Я повинуюсь и возвращаюсь к столу; хорошо еще, что подтяжки импортные — белые, как у гимнастов на снарядах: этакий пожилой тренер между двумя занятиями.

— Что же вас интересует? — спрашивает она, оставаясь и на стуле такой же прямой и жесткой. Великолепно «держит спину» — сказал бы о ней хореограф.

— Меня интересует ваш сын после его возвращения с войны, с первого появления в этом доме, с первых минут вашей встречи.

— Я бы хотела знать, почему это вас интересует.

— Я объясню несколько позже. А сейчас попрошу ответить: как прошла ваша встреча? Сразу ли вы узнали его? В чем-то он изменился, что удивило или смутило вас? Каков был, так сказать, эмоциональный тонус этой минуты?

Она недоуменно пожимает плечами.

— Странный вопрос. Очень странный. Встретились, как мать и сын после долгой разлуки. Эмоциональный тонус? Смешно. Я уже и на возвращение его не надеялась. А что удивило? Ничего не удивило. Ну, повзрослел, почернел, отрастил бороду, но как может близкий человек остаться неузнаваемым?

Я вспоминаю слова Ермоленко о двуличности Сахаровой и об ее «речевой манере» с подделкой под народный говорок. Двуличность сразу же подтверждается: речевая манера уже совершенно другая. Сейчас это действительно бывшая учительница, трезво мыслящая, с быстрой реакцией и привычной ей речью вполне интеллигентного человека. Ермоленко она не разгадала, а я ей сразу открылся, ну и сообразила, конечно, в какой манере ей вести разговор.

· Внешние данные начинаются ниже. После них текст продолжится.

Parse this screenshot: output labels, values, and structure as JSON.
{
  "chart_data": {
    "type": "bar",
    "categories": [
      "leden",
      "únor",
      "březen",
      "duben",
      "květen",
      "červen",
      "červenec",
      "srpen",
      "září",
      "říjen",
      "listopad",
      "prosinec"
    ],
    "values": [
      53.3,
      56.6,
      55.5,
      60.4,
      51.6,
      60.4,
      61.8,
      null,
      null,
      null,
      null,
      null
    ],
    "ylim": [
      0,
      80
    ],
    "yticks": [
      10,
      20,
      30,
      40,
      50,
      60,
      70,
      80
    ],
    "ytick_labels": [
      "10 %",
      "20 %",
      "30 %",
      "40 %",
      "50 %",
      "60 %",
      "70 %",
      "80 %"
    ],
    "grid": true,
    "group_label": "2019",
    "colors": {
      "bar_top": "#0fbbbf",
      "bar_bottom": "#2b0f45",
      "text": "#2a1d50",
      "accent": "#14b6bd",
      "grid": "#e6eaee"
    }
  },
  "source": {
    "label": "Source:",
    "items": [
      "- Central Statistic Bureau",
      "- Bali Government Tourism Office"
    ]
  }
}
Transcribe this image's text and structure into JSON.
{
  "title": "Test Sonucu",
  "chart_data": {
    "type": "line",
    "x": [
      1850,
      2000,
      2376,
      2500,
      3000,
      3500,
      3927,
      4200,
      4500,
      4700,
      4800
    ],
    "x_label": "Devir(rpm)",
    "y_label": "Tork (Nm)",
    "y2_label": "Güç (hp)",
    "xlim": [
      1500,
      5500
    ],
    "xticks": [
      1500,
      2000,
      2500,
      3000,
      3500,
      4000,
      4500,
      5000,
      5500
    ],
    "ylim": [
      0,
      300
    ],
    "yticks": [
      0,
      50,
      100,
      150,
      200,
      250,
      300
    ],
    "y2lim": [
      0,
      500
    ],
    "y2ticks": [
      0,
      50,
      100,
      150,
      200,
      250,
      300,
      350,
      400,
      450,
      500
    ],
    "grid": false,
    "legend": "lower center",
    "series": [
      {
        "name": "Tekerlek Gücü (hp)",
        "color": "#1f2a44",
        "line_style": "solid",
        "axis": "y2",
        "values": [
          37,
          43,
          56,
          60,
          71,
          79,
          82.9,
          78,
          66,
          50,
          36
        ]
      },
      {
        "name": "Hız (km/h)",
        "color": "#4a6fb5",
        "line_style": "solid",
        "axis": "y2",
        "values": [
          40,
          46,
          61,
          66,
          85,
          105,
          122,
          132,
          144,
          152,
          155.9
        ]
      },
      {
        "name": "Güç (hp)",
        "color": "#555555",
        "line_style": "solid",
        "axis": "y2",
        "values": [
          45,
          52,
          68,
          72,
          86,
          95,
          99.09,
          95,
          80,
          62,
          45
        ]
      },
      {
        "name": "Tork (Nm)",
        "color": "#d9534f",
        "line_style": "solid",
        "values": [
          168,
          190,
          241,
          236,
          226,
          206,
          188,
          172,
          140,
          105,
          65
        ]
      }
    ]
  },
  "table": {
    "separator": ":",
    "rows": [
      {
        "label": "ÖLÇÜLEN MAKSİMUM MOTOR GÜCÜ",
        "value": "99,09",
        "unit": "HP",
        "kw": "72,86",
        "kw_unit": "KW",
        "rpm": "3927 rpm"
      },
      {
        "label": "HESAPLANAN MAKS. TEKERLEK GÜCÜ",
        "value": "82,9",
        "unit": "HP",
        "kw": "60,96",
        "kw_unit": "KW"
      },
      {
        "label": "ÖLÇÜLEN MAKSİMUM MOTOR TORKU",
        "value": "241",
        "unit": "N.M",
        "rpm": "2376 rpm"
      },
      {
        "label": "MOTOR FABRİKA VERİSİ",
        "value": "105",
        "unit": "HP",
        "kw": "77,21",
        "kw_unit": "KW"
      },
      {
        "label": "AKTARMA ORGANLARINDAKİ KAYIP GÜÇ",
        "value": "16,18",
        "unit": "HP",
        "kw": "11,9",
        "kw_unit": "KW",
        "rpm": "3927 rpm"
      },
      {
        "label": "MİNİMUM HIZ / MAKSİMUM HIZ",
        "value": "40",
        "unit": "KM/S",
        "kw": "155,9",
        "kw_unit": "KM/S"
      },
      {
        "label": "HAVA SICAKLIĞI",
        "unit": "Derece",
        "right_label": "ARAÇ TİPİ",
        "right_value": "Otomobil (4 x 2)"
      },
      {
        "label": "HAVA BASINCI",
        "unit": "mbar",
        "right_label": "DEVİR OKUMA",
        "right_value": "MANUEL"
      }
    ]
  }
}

О Ермоленко, между прочим, и она вспомнила.

— О встрече с сыном я уже, кстати, рассказывала. Спрашивал меня тут один. От вас или из газеты.

— Возможно. Только нынешний ваш рассказ странно не совпадает с рассказом вашей соседки, Аксеновой. Она была невольным свидетелем этой встречи — выстиранное белье развешивала на смежном заборе. По ее словам, вы встретили сына на крыльце, удивленно спросили: «Что вам угодно?» «Мама! — воскликнул он. — Я же Миша, неужто не узнала?» Вы долго всматривались, не спускаясь вниз, потом сказали: «Странно. И голос не узнаю». — «Это у меня после контузии», — пояснил он, взбежал по ступенькам, обнял вас и втолкнул в дверь. Аксенова твердо уверена, что все произошло именно так.

— А вы знаете, что такое Аксенова? Первый кляузник и доносчик в поселке. Ее кляузы уже надоели всем и в милиции и в райкоме.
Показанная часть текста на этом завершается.